Treasury retains inflation target despite Covid-19 pressures

What you need to know:

  • Treasury Cabinet Secretary Ukur Yatani says the Central Bank of Kenya (CBK) will be expected to achieve this target in the current financial year despite the external shocks caused by the disease pandemic and the rise in oil prices.

  • CBK last month tipped overall inflation to remain within the target range in the near term, citing lower oil prices among other factors.

The National Treasury has maintained the inflation target range at 2.5 percent to 7.5 percent for the ninth consecutive year, pointing to expected aggressive interventions to keep the cost of living down despite Covid-19 impact.

Treasury Cabinet Secretary Ukur Yatani says the Central Bank of Kenya (CBK) will be expected to achieve this target in the current financial year despite the external shocks caused by the disease pandemic and the rise in oil prices.

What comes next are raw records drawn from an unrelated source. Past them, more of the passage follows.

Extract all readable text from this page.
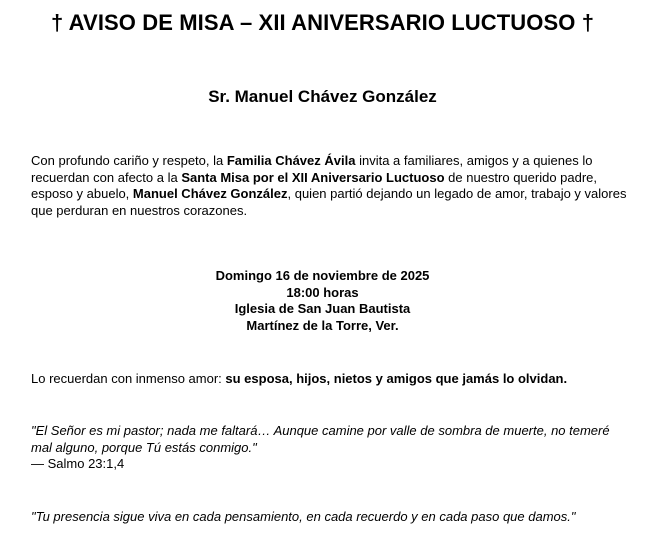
† AVISO DE MISA – XII ANIVERSARIO LUCTUOSO †
Sr. Manuel Chávez González
Con profundo cariño y respeto, la Familia Chávez Ávila invita a familiares, amigos y a quienes lo recuerdan con afecto a la Santa Misa por el XII Aniversario Luctuoso de nuestro querido padre, esposo y abuelo, Manuel Chávez González, quien partió dejando un legado de amor, trabajo y valores que perduran en nuestros corazones.
Domingo 16 de noviembre de 2025
18:00 horas
Iglesia de San Juan Bautista
Martínez de la Torre, Ver.
Lo recuerdan con inmenso amor: su esposa, hijos, nietos y amigos que jamás lo olvidan.
"El Señor es mi pastor; nada me faltará… Aunque camine por valle de sombra de muerte, no temeré mal alguno, porque Tú estás conmigo."
— Salmo 23:1,4
"Tu presencia sigue viva en cada pensamiento, en cada recuerdo y en cada paso que damos."
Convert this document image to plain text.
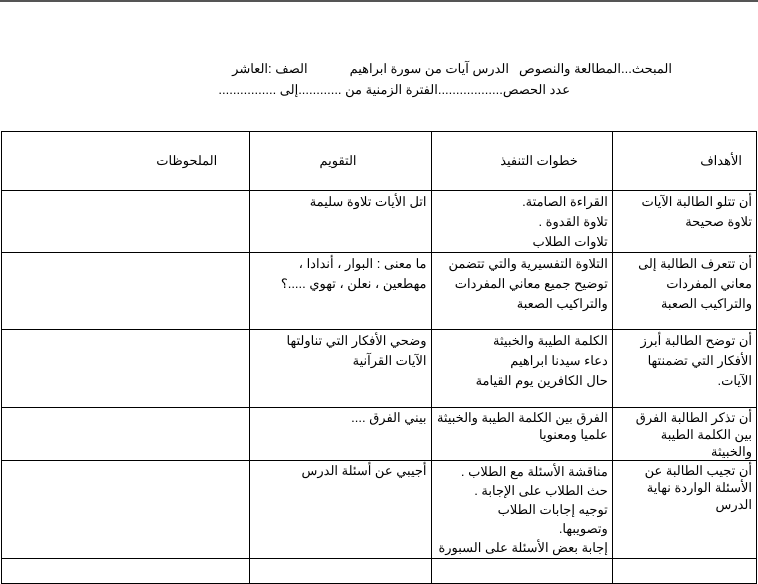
المبحث...المطالعة والنصوصالدرس آيات من سورة ابراهيمالصف :العاشر
عدد الحصص..................الفترة الزمنية من ............إلى ................
الأهداف	خطوات التنفيذ	التقويم	الملحوظات

أن تتلو الطالبة الآيات
تلاوة صحيحة	القراءة الصامتة.
تلاوة القدوة .
تلاوات الطلاب	اتل الأيات تلاوة سليمة	

أن تتعرف الطالبة إلى
معاني المفردات
والتراكيب الصعبة	التلاوة التفسيرية والتي تتضمن
توضيح جميع معاني المفردات
والتراكيب الصعبة	ما معنى : البوار ، أندادا ،
مهطعين ، نعلن ، تهوي .....؟	

أن توضح الطالبة أبرز
الأفكار التي تضمنتها
الآيات.	الكلمة الطيبة والخبيثة
دعاء سيدنا ابراهيم
حال الكافرين يوم القيامة	وضحي الأفكار التي تناولتها
الآيات القرآنية	

أن تذكر الطالبة الفرق
بين الكلمة الطيبة والخبيثة	الفرق بين الكلمة الطيبة والخبيثة
علميا ومعنويا	بيني الفرق ....	

أن تجيب الطالبة عن
الأسئلة الواردة نهاية
الدرس	مناقشة الأسئلة مع الطلاب .
حث الطلاب على الإجابة .
توجيه إجابات الطلاب
وتصويبها.
إجابة بعض الأسئلة على السبورة	أجيبي عن أسئلة الدرس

“The inflation target shall be five percent, with a flexible margin of 2.5 percent on either side in the event of adverse shocks,” said Mr Yatani in a notice to the CBK on the price stability target and economic policy of the government.

“The flexible margin of 2.5 percent on either side of the inflation target is to cater for effects of external shocks such as adverse effects of the Covid-19 pandemic and oil price variations.”

The inflation target is measured by the 12-month increase in Consumer Price Index (CPI) as published by the Kenya National Bureau of Statistics (KNBS). 

The announcement comes at a time the cost of living is within the preferred ceiling despite the spread of coronavirus and locust invasion across counties, seen by Treasury as key risks.

Mr Yatani said domestic shocks such as rapid and severe changes in weather conditions may hit agricultural output.

Treasury had in January also cautioned that the locust invasion across counties risks reducing harvests, leading to higher inflation.

The last time inflation breached the government target was in August 2017 when it was at 8.04 percent.

Inflation rate in June edged down to 4.59 percent --the lowest inflation rate since last September, from 5.47 percent in the previous month supported by a fall in prices of food and non-alcoholic beverages.

CBK last month tipped overall inflation to remain within the target range in the near term, citing lower oil prices among other factors.

“This is supported by improving food supply due to favourable weather conditions, lower international oil prices, the impact of the reduction of VAT and muted demand pressures,” said CBK.

Government has taken several measures to minimise the adverse effects of the pandemic on people and businesses.

The interventions include lowering VAT from 16 percent to 14 percent, exempting workers earning up to Sh24,000 from pay-as-you earn and lowering corporate tax from 30 percent to 25 percent. 

“The government is also developing a comprehensive post-Covid-19 economic recovery strategy that will reposition the economy on a steady and sustainable growth trajectory after the pandemic” said Mr Yatani.